Dossier

La storia medioevale

Medioevo generale e medioevo locale: la bipartizione fra otto e novecento

Si andò delineando, alla fine dell’Ottocento, una bipartizione degli studi torinesi sulla storia medievale.

Giornale Storico della Letteratura Italiana Il filone più professionale si organizzò non solo nell’Università e nell’Accademia, ma anche - spesso con i medesimi protagonisti - in due riviste: il «Giornale storico della letteratura italiana», fondato nel 1883 da Arturo Graf e Rodolfo Renier, voce del “metodo storico”, aperta all’interdisciplinarità e orientata verso un accurato accertamento dei fatti; la «Rivista storica italiana», fondata nel 1884 da Costanzo Rinaudo, medievista e allievo di Ricotti, aiutato nell’impresa da Ariodante Fabretti (archeologo) e da Giuseppe De Leva (maestro di Cipolla) e sostenuto sul piano editoriale da Pasquale Villari, tra i maggiori storici italiani del periodo.

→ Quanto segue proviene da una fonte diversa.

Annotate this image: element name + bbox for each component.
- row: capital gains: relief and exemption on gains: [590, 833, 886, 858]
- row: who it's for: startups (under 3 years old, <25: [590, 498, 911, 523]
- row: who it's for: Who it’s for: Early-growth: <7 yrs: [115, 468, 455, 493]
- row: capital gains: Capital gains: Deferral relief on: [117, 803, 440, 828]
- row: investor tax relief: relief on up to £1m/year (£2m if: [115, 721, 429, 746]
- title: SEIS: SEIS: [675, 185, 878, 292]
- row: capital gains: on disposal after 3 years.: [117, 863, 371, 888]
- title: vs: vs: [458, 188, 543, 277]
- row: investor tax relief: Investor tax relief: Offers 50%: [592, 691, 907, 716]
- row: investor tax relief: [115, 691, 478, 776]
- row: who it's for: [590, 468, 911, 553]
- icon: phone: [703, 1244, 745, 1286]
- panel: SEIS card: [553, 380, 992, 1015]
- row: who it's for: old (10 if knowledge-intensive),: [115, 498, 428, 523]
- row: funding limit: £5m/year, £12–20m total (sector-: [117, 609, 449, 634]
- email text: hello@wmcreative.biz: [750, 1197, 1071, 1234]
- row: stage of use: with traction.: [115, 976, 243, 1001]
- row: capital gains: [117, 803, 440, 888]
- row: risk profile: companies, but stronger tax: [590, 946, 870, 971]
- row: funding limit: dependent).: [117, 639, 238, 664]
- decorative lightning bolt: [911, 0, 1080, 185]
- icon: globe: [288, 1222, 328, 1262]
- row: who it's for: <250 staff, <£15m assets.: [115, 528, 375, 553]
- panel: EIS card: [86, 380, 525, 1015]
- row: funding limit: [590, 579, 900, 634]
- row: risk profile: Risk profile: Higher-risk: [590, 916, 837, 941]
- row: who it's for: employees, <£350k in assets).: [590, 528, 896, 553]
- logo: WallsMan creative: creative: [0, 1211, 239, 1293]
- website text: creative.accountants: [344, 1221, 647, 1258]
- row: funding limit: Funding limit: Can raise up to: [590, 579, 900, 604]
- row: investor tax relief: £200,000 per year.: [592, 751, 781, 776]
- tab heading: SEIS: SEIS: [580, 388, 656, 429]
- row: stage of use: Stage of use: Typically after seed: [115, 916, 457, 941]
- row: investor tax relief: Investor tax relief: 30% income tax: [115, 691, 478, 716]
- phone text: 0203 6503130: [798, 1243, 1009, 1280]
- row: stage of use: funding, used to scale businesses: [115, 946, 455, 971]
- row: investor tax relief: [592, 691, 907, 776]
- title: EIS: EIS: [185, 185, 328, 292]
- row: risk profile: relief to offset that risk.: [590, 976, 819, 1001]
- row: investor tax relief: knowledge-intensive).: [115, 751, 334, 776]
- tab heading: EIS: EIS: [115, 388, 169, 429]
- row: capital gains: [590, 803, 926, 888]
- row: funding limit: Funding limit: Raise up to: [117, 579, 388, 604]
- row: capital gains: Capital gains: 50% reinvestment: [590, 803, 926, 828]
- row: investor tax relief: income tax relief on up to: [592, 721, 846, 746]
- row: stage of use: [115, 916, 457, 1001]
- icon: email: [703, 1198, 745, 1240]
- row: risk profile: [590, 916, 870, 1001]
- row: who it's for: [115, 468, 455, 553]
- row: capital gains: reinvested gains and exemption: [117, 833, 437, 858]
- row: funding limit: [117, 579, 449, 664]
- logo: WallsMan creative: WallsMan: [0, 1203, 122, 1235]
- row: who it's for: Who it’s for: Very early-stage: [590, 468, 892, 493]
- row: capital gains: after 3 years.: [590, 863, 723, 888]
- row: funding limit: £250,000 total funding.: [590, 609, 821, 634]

Il filone erudito e localistico da un lato sopravvisse nella Deputazione subalpina di storia patria (dove del resto operavano lo stesso Cipolla e altri universitari torinesi), dall’altro si sviluppò, raggiungendo i livelli massimi di attività e di produzione, nella gabottiana Società storica subalpina, che tra l’altro diede alle stampe, nel 1908, I Saraceni nelle Alpi occidentali e specialmente in Piemonte di Carlo Patrucco. Ma lo stesso filone erudito prosperava - e non sempre senza qualità - in spontanee attività svolte in provincia senza rapporti con le istituzioni. Ne sono esempio due fratelli di Pinerolo attivi fra Otto e Novecento: Albino Caffaro, professore liceale interessato alle attività economiche locali del medioevo; e suo fratello Pietro, canonico e teologo, che si occupò della storia ecclesiastica pinerolese in un’opera monumentale, senza nascondere il ricorso alle competenze paleografiche di Albino.

La cesura - e soprattutto la lunga durata che questa cesura avrebbe mantenuta - fu in certo senso solennizzata nel 1906 quando, a succedere sulla cattedra torinese a Cipolla (trasferitosi a Firenze) non fu chiamato Gabotto, bensì Pietro Fedele, formatosi alla scuola filologica romana, perfetto per segnare una continuità sul piano diplomatistico-paleografico, ma ben più del predecessore disinteressato alla storia del Piemonte e dei Savoia. Da quel momento, mentre nelle aule universitarie si insegnavano metodi di ricerca e temi del medioevo europeo, in altre sedi proseguivano le indagini sul territorio subalpino e sulla storia dinastica sabauda.